Georgia for your health

I spent the morning reading a bit more about Robert Louis Stevenson, who, it turns out, moved to Samoa due to chronic health problems. It seems to me that it was a common thing in the past to suggest that people suffering from bronchitis or other respiratory infections were told to go someplace else “for their health.” Not only did Stevenson live in Samoa for his health, he also spent time living in France.

Imagine! Your doctor pulls a thermometer out from under your tongue, looks at it, sighs, and says, “You’d better move to Paris.” He says it “Pair-ee.”

The nineteenth century really was a different world. Seriously, though, when did doctors stop telling people to get some “sea air” or “more sun?” And was that all quackery, or does it actually help sick people to move half-way across the globe? I wish doctors still did that. “You’ve got a cold. Here’s some heroin and a ticket to Hawaii.

With the healthcare system we have in America, though, your GP would probably tell you to go somewhere shitty, like Texas. Or Georgia.

Now that I’ve finished up Treasure Island, I’ll be switching gears a bit and tackling a seminal work of Russian literature, Dead Souls by Nokolai Gogol.

This is a book that I know next-to-nothing about, and I’m looking forward to “going in blind.” I can already guess that I’m going to get confused by the characters’ names — Russian names all sort-of blend together when I read Russian novels, and this book has been described as “Dickensian,” which means there’s going to be a britzka-load of characters.

Still. Russian literature has always been surprising. When I read The Brothers Karamazov way back in the day, I was amazed at both the humor and the characterization. I’ve always had a bit of a preconception that Russian literature is as dry and bland and a frozen parsnip, but there’s always something that winds up amazing me.

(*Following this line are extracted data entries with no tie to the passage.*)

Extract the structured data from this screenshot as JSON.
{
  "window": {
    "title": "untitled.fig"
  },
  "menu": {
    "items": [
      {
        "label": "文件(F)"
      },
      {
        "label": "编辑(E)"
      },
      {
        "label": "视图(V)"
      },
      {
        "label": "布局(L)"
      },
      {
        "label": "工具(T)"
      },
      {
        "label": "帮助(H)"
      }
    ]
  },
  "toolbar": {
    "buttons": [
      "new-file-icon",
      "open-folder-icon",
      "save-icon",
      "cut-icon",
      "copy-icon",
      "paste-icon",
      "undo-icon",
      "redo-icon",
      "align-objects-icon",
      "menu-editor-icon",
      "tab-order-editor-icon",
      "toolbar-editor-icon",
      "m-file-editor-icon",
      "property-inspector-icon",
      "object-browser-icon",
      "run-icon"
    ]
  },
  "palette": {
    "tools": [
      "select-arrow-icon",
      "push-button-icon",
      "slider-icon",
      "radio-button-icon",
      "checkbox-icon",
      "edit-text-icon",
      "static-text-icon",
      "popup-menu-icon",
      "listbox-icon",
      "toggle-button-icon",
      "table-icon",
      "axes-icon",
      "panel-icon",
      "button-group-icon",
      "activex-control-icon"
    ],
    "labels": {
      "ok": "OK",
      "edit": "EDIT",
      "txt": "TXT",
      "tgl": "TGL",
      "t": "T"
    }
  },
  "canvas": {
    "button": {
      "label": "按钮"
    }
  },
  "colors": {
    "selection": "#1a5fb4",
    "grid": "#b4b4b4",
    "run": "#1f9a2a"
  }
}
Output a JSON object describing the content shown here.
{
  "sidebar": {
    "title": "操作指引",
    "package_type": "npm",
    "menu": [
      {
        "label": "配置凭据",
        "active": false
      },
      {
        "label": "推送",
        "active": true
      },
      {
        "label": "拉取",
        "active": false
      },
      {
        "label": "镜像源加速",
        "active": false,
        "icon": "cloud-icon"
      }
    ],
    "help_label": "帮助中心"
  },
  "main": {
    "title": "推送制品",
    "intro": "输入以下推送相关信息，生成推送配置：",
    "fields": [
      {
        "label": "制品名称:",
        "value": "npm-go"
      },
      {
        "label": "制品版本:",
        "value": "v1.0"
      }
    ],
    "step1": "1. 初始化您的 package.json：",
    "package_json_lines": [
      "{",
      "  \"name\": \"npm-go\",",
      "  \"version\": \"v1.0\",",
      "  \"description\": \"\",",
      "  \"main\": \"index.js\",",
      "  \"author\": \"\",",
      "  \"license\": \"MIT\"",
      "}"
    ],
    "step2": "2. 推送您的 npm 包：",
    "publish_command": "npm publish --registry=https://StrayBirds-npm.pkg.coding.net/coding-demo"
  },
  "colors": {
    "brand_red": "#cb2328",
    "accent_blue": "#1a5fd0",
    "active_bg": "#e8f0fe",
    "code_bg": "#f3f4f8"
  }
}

I hope Dead Souls does the same.

Mornings for the past few days have been filled with dense fog and unearthly quiet. The days between Christmas and New Years are a kind of temporal limbo, and I’m afraid its affect the weather patterns.

Home is the sailor…

Here’s a poem called “Requiem” by Robert Louis Stevenson.

Requiem

Under the wide and starry sky,
Dig the grave and let me lie.
Glad did I live and gladly die,
And I laid me down with a will.

This be the verse you grave for me:
Here he lies where he longed to be;
Home is the sailor, home from sea,
And the hunter home from the hill.

If you think that’s morbid: The poem is also the epitaph on his grave stone where he lies buried on a mountainside in Samoa. It honestly reads as if he wrote it specifically for the purpose, doesn’t it? Like he knew he was going to die and thought, “Better have some fire-ass lyrics ready!”

Here’s what his grave looks like:

If you had to write a poem for your tombstone, what sort of poem would it be?

Reading Treasure Island (#870 on the list) has been an absolute treat so far. A lot of the books I’m going to be tackling for this project aren’t what you’d call “fun.” Some of them, I know, are going to be a lot more like “work” than the actual work I do. (Looking at you, Proust!)

Treasure Island is a straight-up adventure story, though, and I’ve honestly wanted to keep the story rolling, staying up late in some instances to listen to it. I feel…young again (?) when I’m tucked into bed listening to the adventures of young Jim Hawkins and Long John Silver.

I’ve been both reading a physical copy of the book and listening to the audiobook version, which is something I’ve been doing a lot of with books I’ve read recently. I mostly listen to audiobooks when I’m falling asleep, or, as happens with stark regularity, when I randomly wake up at 3 AM and can’t get back to sleep.

I kind of enjoy reading in multiple formats. I particularly like it when I wake up in the morning and find out how many “pages” I listened to at night — it gives me a strange sense of accomplishment.

I’ll never understand people who don’t like audiobooks or say that listening to audiobooks is not “reading,” but I know they exist. The argument seems to be that media aren’t interchangeable and can’t be labeled as “reading,” which is just semantics. I wonder if the clown who wrote that article thinks reading in “braille” doesn’t count because you don’t use your eyes?

Like many people probably told Robert Louis Stevenson towards the end of his life, “That’s a strange hill to die on.”